Empirical Evaluation Guidelines

The programming languages research community often develops ideas whose worth is evaluated empirically. Compiler optimizations, static and dynamic analyses, program synthesizers, testing tools, memory management algorithms, new language features, and other research developments each depend on some empirical evidence to demonstrate their effectiveness. This reality raises some important questions. What kind of empirical evidence yields the most reliable conclusions? What are the best practices for putting together an empirical evaluation in PL research? Do PL research papers published in top venues always follow these best practices?

To answer these questions, in August of 2017 the SIGPLAN Executive Committee formed the ad hoc committee on Programming Language Research Empirical Evaluations. The committee is chaired by Steve Blackburn, and its members include Matthias Hauswirth, Emery Berger, and Michael Hicks. Shriram Krishnamurthi has acted as an external collaborator. The committee brings together expertise on empirical evaluation methodology, experience in running workshops and publishing papers on that topic, experience introducing artifact evaluation into SIGPLAN conferences, and experience chairing the PCs of major SIGPLAN conferences.

Preliminary Result: Empirical Evaluation Checklist

Since its formation, the committee has examined the literature to identify common forms of empirical evaluation applied to the various kinds of PL research. This examination has identified inadequacies that regularly arise, even in papers published recently in highly regarded venues, including PLDI, POPL, ASPLOS, OOPSLA, and ICFP.

The committee has organized and categorized its findings, producing a 1-page best-practices checklist.

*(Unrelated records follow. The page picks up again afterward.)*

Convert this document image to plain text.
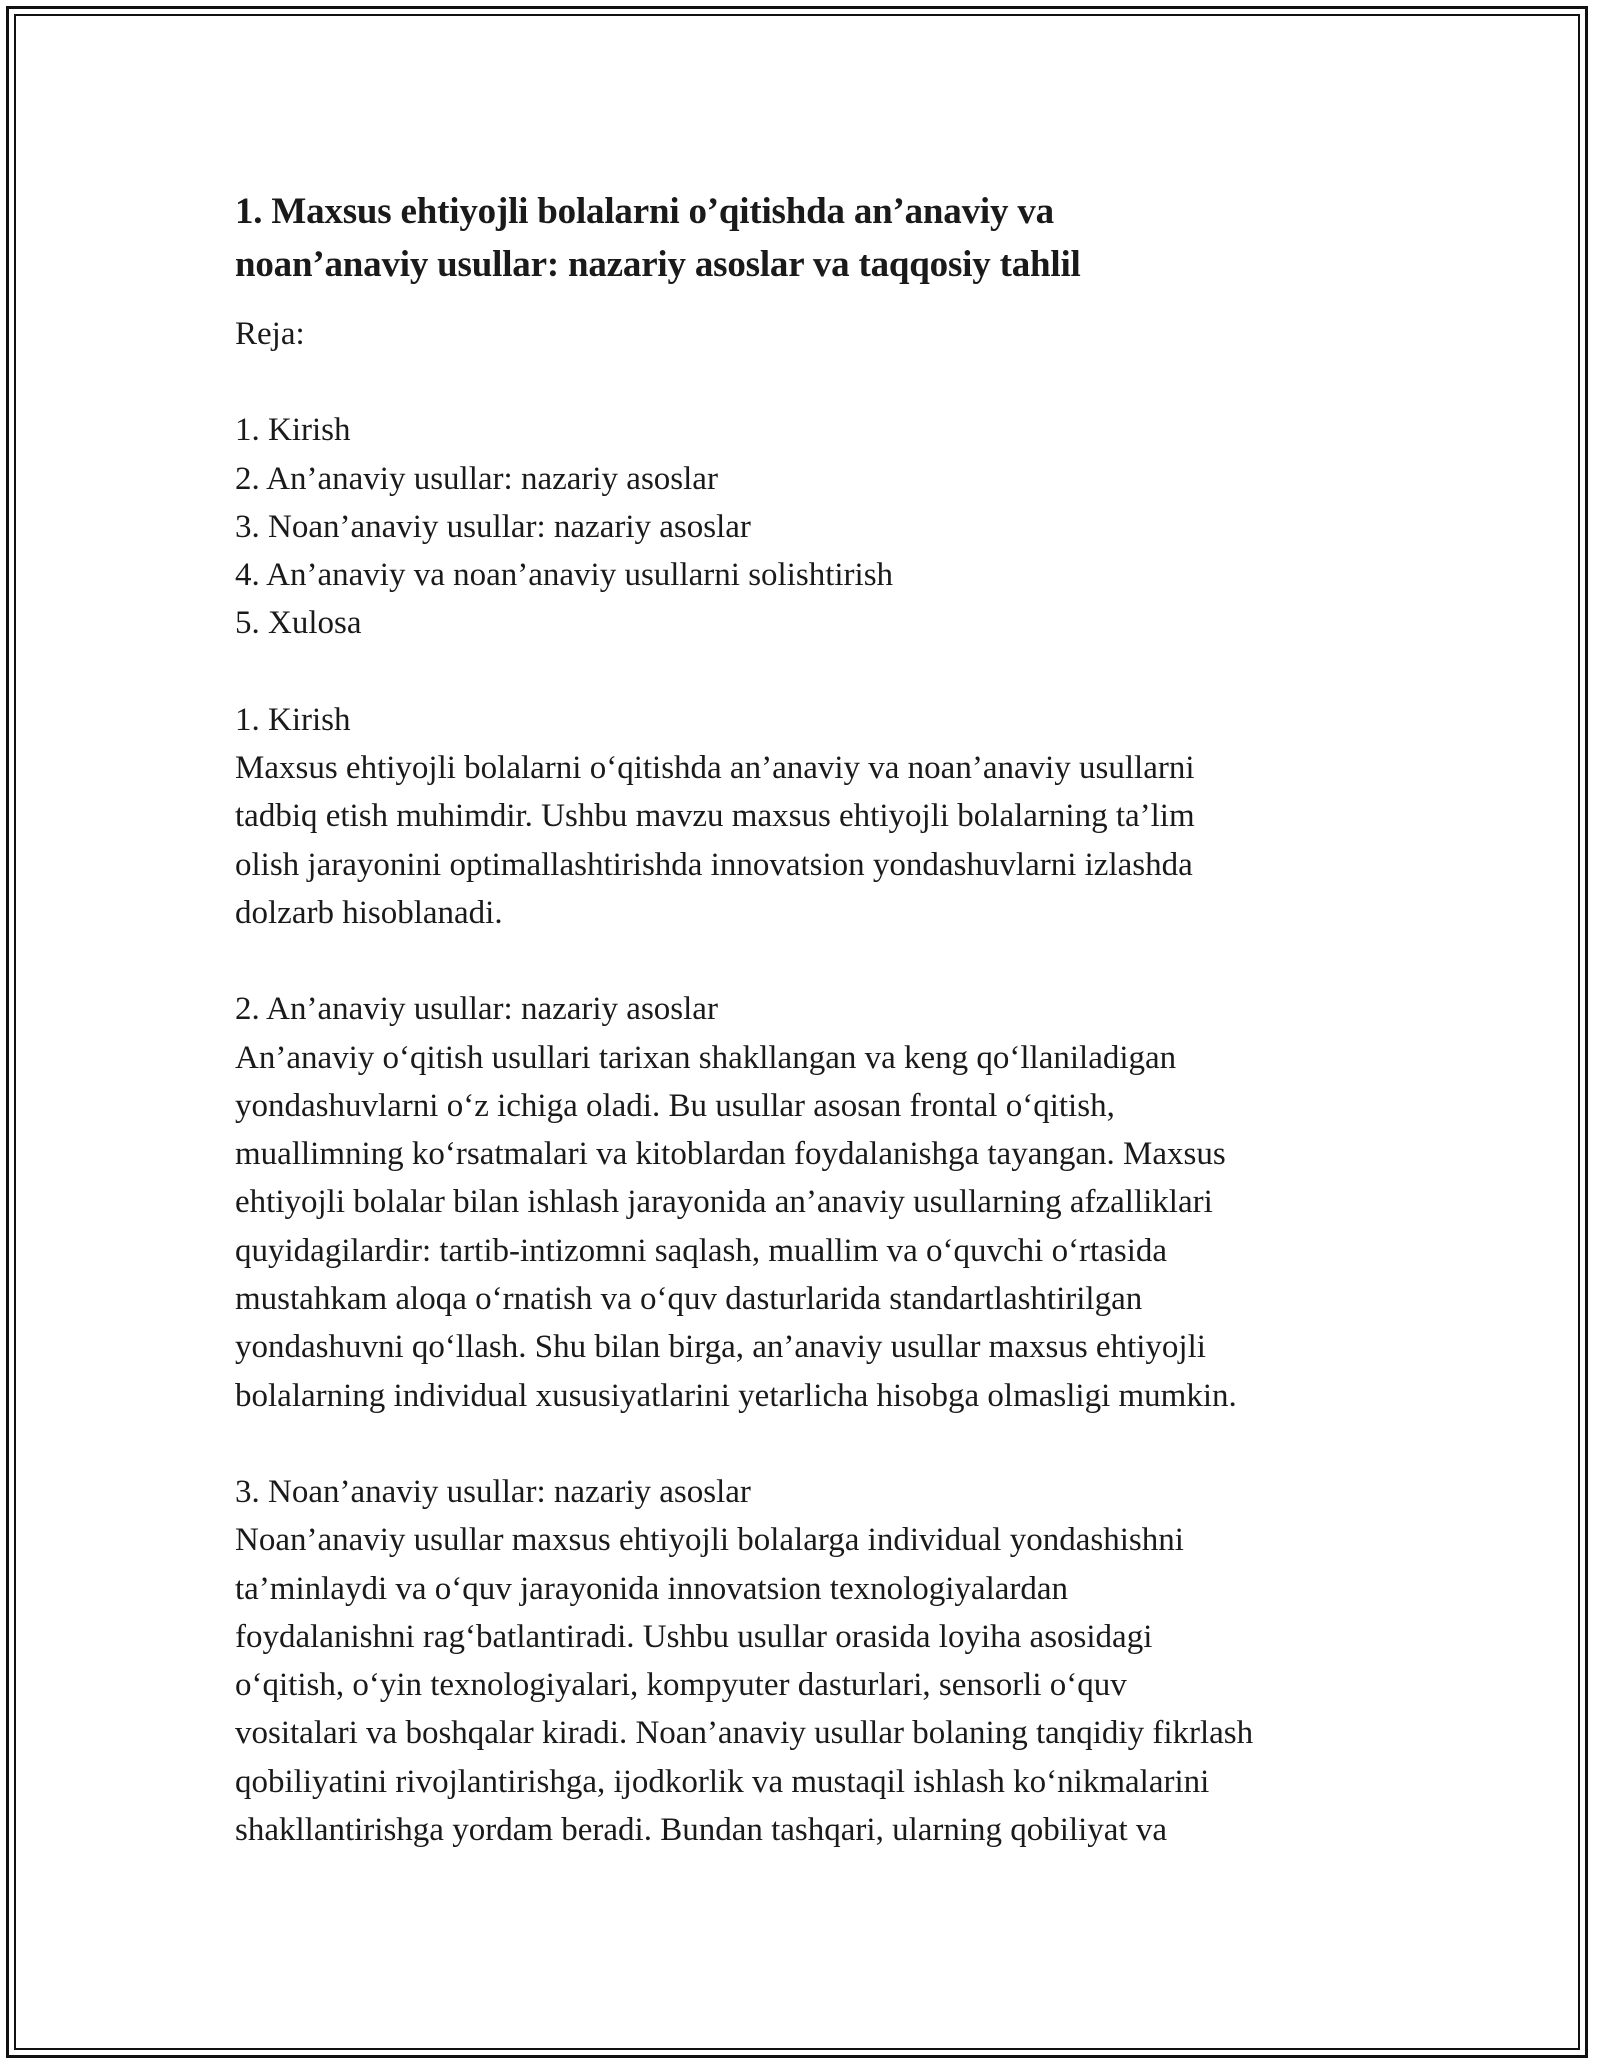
1. Maxsus ehtiyojli bolalarni o’qitishda an’anaviy va
noan’anaviy usullar: nazariy asoslar va taqqosiy tahlil

Reja:

1. Kirish
2. An’anaviy usullar: nazariy asoslar
3. Noan’anaviy usullar: nazariy asoslar
4. An’anaviy va noan’anaviy usullarni solishtirish
5. Xulosa

1. Kirish

Maxsus ehtiyojli bolalarni o‘qitishda an’anaviy va noan’anaviy usullarni
tadbiq etish muhimdir. Ushbu mavzu maxsus ehtiyojli bolalarning ta’lim
olish jarayonini optimallashtirishda innovatsion yondashuvlarni izlashda
dolzarb hisoblanadi.

2. An’anaviy usullar: nazariy asoslar

An’anaviy o‘qitish usullari tarixan shakllangan va keng qo‘llaniladigan
yondashuvlarni o‘z ichiga oladi. Bu usullar asosan frontal o‘qitish,
muallimning ko‘rsatmalari va kitoblardan foydalanishga tayangan. Maxsus
ehtiyojli bolalar bilan ishlash jarayonida an’anaviy usullarning afzalliklari
quyidagilardir: tartib-intizomni saqlash, muallim va o‘quvchi o‘rtasida
mustahkam aloqa o‘rnatish va o‘quv dasturlarida standartlashtirilgan
yondashuvni qo‘llash. Shu bilan birga, an’anaviy usullar maxsus ehtiyojli
bolalarning individual xususiyatlarini yetarlicha hisobga olmasligi mumkin.

3. Noan’anaviy usullar: nazariy asoslar

Noan’anaviy usullar maxsus ehtiyojli bolalarga individual yondashishni
ta’minlaydi va o‘quv jarayonida innovatsion texnologiyalardan
foydalanishni rag‘batlantiradi. Ushbu usullar orasida loyiha asosidagi
o‘qitish, o‘yin texnologiyalari, kompyuter dasturlari, sensorli o‘quv
vositalari va boshqalar kiradi. Noan’anaviy usullar bolaning tanqidiy fikrlash
qobiliyatini rivojlantirishga, ijodkorlik va mustaqil ishlash ko‘nikmalarini
shakllantirishga yordam beradi. Bundan tashqari, ularning qobiliyat va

This checklist is organized into seven categories, each with associated cases for illustration. Categories are meant to be comprehensive, applying to the breadth of possible empirical evaluations. Cases highlight specific, important areas in which best practice was frequently not followed. These are meant to be useful and illustrative, but they are neither comprehensive nor applicable to every evaluation.

The goal of the checklist is to help authors produce stronger scholarship, and to help reviewers evaluate such scholarship more consistently. Importantly, the checklist is is meant to support informed judgment, not supplant it. The committee’s hope is that this checklist can put all members of the community literally on the same page.

Request for Feedback

The current checklist (as of March 23, 2018) should be viewed as beta quality. It and the FAQ below have incorporated feedback we have received since the initial checklist was released in January; thanks to those who commented! We continue to solicit feedback and suggestions for improvement. We are particularly interested in

  • Clarifications on category and case descriptions
  • Suggestions for new categories and/or cases, or consolidations. For the former, we would request several examples from the published literature demonstrating the issue
  • Particularly good examples of an empirical evaluation

Feedback can be provided via this Google Form (preferred) or via email to Steve Blackburn.

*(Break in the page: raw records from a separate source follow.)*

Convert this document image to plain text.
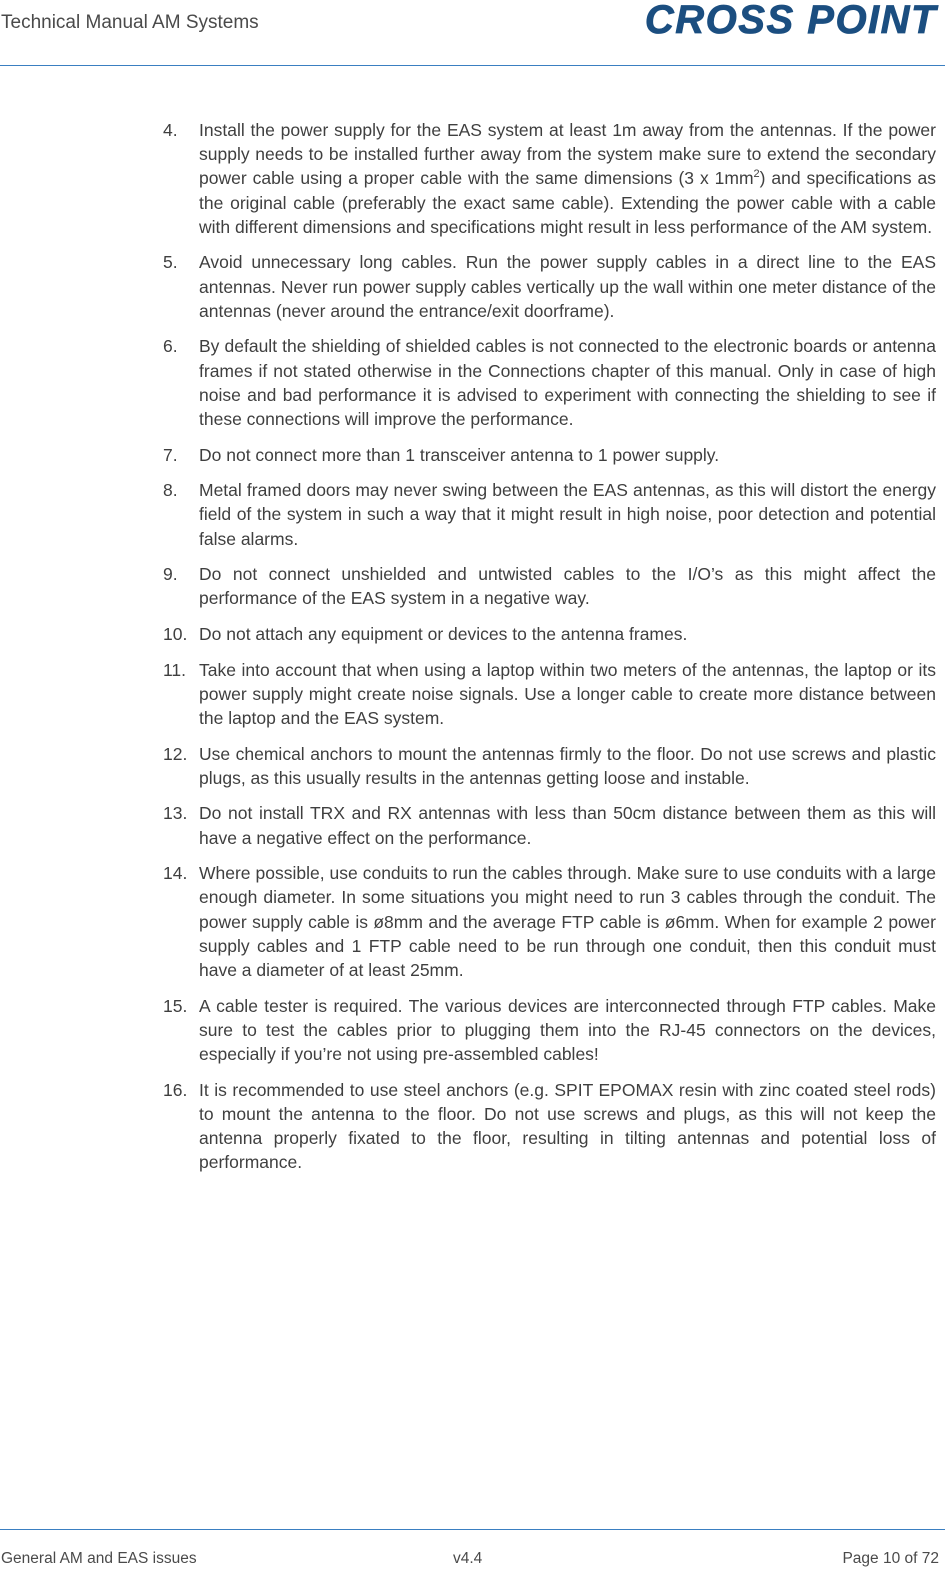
Technical Manual AM Systems	CROSS POINT
4.	Install the power supply for the EAS system at least 1m away from the antennas. If the power supply needs to be installed further away from the system make sure to extend the secondary power cable using a proper cable with the same dimensions (3 x $1mm^2$) and specifications as the original cable (preferably the exact same cable). Extending the power cable with a cable with different dimensions and specifications might result in less performance of the AM system.
5.	Avoid unnecessary long cables. Run the power supply cables in a direct line to the EAS antennas. Never run power supply cables vertically up the wall within one meter distance of the antennas (never around the entrance/exit doorframe).
6.	By default the shielding of shielded cables is not connected to the electronic boards or antenna frames if not stated otherwise in the Connections chapter of this manual. Only in case of high noise and bad performance it is advised to experiment with connecting the shielding to see if these connections will improve the performance.
7.	Do not connect more than 1 transceiver antenna to 1 power supply.
8.	Metal framed doors may never swing between the EAS antennas, as this will distort the energy field of the system in such a way that it might result in high noise, poor detection and potential false alarms.
9.	Do not connect unshielded and untwisted cables to the I/O’s as this might affect the performance of the EAS system in a negative way.
10. Do not attach any equipment or devices to the antenna frames.
11. Take into account that when using a laptop within two meters of the antennas, the laptop or its power supply might create noise signals. Use a longer cable to create more distance between the laptop and the EAS system.
12. Use chemical anchors to mount the antennas firmly to the floor. Do not use screws and plastic plugs, as this usually results in the antennas getting loose and instable.
13. Do not install TRX and RX antennas with less than 50cm distance between them as this will have a negative effect on the performance.
14. Where possible, use conduits to run the cables through. Make sure to use conduits with a large enough diameter. In some situations you might need to run 3 cables through the conduit. The power supply cable is ø8mm and the average FTP cable is ø6mm. When for example 2 power supply cables and 1 FTP cable need to be run through one conduit, then this conduit must have a diameter of at least 25mm.
15. A cable tester is required. The various devices are interconnected through FTP cables. Make sure to test the cables prior to plugging them into the RJ-45 connectors on the devices, especially if you’re not using pre-assembled cables!
16. It is recommended to use steel anchors (e.g. SPIT EPOMAX resin with zinc coated steel rods) to mount the antenna to the floor. Do not use screws and plugs, as this will not keep the antenna properly fixated to the floor, resulting in tilting antennas and potential loss of performance.
General AM and EAS issues	v4.4	Page 10 of 72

Frequently Asked Questions

  • Why a checklist?

    Our goal is to help ensure that current, accepted best practices are followed. Per the Checklist Manifesto, checklists help to do exactly this. Our interest is the good practices for carrying out empirical evaluations as part of PL research. While some practices are clearly wrong, many require careful consideration: Not every case under every category in the checklist applies to every evaluation – expert judgment is required. The checklist is meant to assist expert judgment, not substitute for it. ‘Failure isn’t due to ignorance. According to best-selling author Atul Gawande, it’s because we haven’t properly applied what we already know.’ We’ve kept the list to a single page to make it easier to use and refer back to.

  • Why now?

    When best practices are not followed, there is a greater-than-necessary risk that the benefits reported by an empirical evaluation are illusory, which harms further progress and stunts industry adoption. The members of the committee have observed many recent cases in which practices in the present checklist are not followed. Our hope is that this effort will help focus the community on presenting the most appropriate evidence for a stated claim, where the form of this evidence is based on accepted norms.

  • Is use of the checklist going to be formally integrated into SIGPLAN conference review processes?

    There are no plans to do so, but in time, doing so may make sense.

  • How do you see authors using this checklist?

    We believe the most important use of the checklist is to assist authors in carrying out a meaningful empirical evaluation.

  • How do you see reviewers using this checklist?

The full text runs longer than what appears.